Just a quick update this morning – today I am feeling back to normal!  Yesterday I did some housework for the first time since surgery and felt just fine!  Then I ran errands with Chet all afternoon and did great!  My INR was 2.4 so no more shots! That is happy news.  I don’t have to have more blood work done until Wednesday now.  I slept great last night and can honestly say I feel pretty much like myself again.  It is wonderful.  I only had a couple of moments yesterday where I felt slightly off balance so that seems to be improving as well.  The steristrips are loosening a bit so I guess the next thing will be for them to come off and for me to be able to treat that area normally once again.  I noticed that the feeling is back in most of my ear  – there was a numb area before.  It doesn’t feel 100% normal yet, but is obviously getting there.  I am feeling thankful today!  

My recovery is  going well….I am still a little more tired than normal, but not as much as I was last time I posted.  Still having very little pain.  I had my blood work done on Monday to see what my INR is (that is the number they check to see what dosage of warfarin I need).  The goal is for that number to be between 2.0 and 3.0.  I was at 1.4 which is very low.  Tuesday I was again at 1.4.  These are the lowest numbers I’ve seen for my INR in the 7 months I’ve been having it checked – the lower numbers mean I am at more risk for clotting.  Higher than 3.0 would mean greater risk for bleeding.
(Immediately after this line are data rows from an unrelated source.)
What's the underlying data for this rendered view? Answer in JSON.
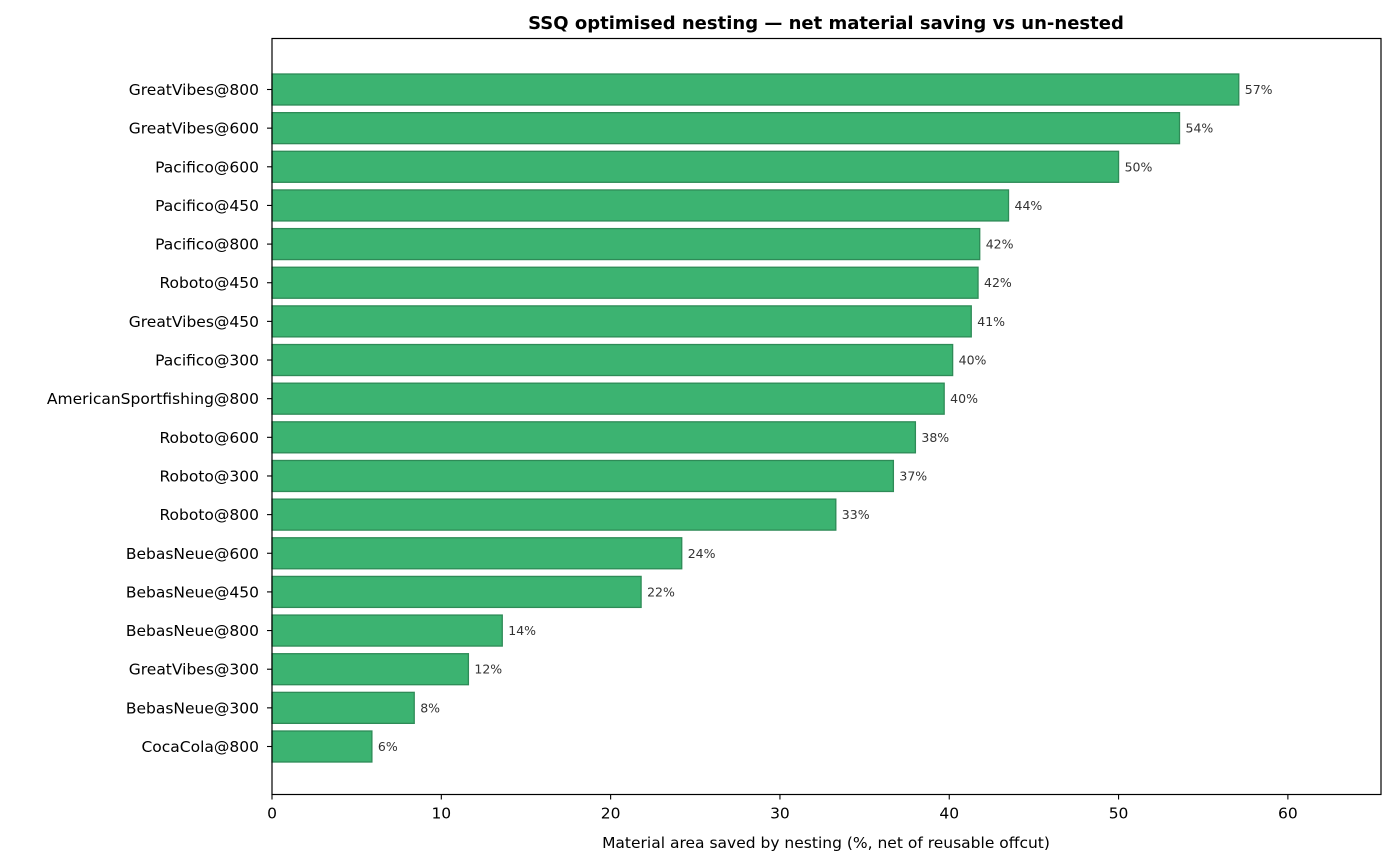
{
  "chart_data": {
    "type": "bar",
    "orientation": "horizontal",
    "title": "SSQ optimised nesting — net material saving vs un-nested",
    "xlabel": "Material area saved by nesting (%, net of reusable offcut)",
    "ylabel": "",
    "xlim": [
      0,
      65.5
    ],
    "xticks": [
      0,
      10,
      20,
      30,
      40,
      50,
      60
    ],
    "grid": false,
    "legend": "none",
    "categories": [
      "GreatVibes@800",
      "GreatVibes@600",
      "Pacifico@600",
      "Pacifico@450",
      "Pacifico@800",
      "Roboto@450",
      "GreatVibes@450",
      "Pacifico@300",
      "AmericanSportfishing@800",
      "Roboto@600",
      "Roboto@300",
      "Roboto@800",
      "BebasNeue@600",
      "BebasNeue@450",
      "BebasNeue@800",
      "GreatVibes@300",
      "BebasNeue@300",
      "CocaCola@800"
    ],
    "values": [
      57.1,
      53.6,
      50.0,
      43.5,
      41.8,
      41.7,
      41.3,
      40.2,
      39.7,
      38.0,
      36.7,
      33.3,
      24.2,
      21.8,
      13.6,
      11.6,
      8.4,
      5.9
    ],
    "value_labels": [
      "57%",
      "54%",
      "50%",
      "44%",
      "42%",
      "42%",
      "41%",
      "40%",
      "40%",
      "38%",
      "37%",
      "33%",
      "24%",
      "22%",
      "14%",
      "12%",
      "8%",
      "6%"
    ],
    "bar_color": "#3cb371",
    "bar_edge_color": "#2e8b57"
  }
}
I know that for the surgery I had before this one (to remove my vena cava filter) they wanted my INR to be below 2.5.  I suspect they wanted it lower than that for this type of microsurgery, but I don’t really know that for certain. They have me continuing the daily injections plus have been increasing my warfarin dose.  Today my number was 1.8.  That is still low, but at least it is heading in the right direction.  I will have to have another blood draw tomorrow.  Hopefully we will get into the proper range soon!

Today was a very busy day – it was Kinsey’s 19th birthday!  We did quite a few things and quite a lot of visiting with family.  I am tired now, but did well overall.  I can tell I am continuing to improve.  I can’t wait until my incision is completely healed!  There is some mild swelling around that and the spot they placed the magnet in my skull and some tenderness to the touch – obviously I would expect that.  I am really just happy that it doesn’t hurt unless I mess with it! (Yes, I KNOW i need to try not to mess with it!!!)  I find that I sometimes think I have a hearing aid on that side and start to reach over to “take it off” for a break!  It isn’t because I am hearing anything over there.  It’s the weight of the steristrips behind my ear.  I am aware of feeling something there and forget that it’s not a hearing aid (which I am used to having!).  There are also occasional “twinges” of pain in the inside of the ear, but only momentary ones.  There is a “full” or “heavy” feeling in there.  It actually is common to have that feeling when you have sensorineaural hearing loss.  I am noticing it more now.   I have progressed to the point where I am allowed to wash my hair in the shower now.  I still try to minimize how long that area is wet.  I use a shower cap while I’m washing the rest of me, then put a cotton ball at the entrance to the ear canal to keep it dry and then just a quick wash and rinse over the incision/steristrips.   I make a point of blow drying the area along with my hair as much as I can.  Tomorrow I plan to start doing some housework again.  My hubby and daughter have been taking care of things since mom left, but I am feeling ready to take on some of it at this point.  I will rest as much as I need to.  I guess that is one of the luxuries of being a full-time homemaker.  There isn’t much that I HAVE to get done or can’t work around depending on how I feel.  

I was thinking that this post is probably kind of boring – not much to report.   Then I decided that boring is good at this point!  I have had a lot to do the last day or two regarding Kinsey’s birthday and also trying to complete her requirements for a spring admission to college.  Because of those things, I haven’t spent much time thinking about all that is happening from any other standpoint than the physical recovery. So far so good!  Thank you for the prayers and please keep them going!  I appreciate it!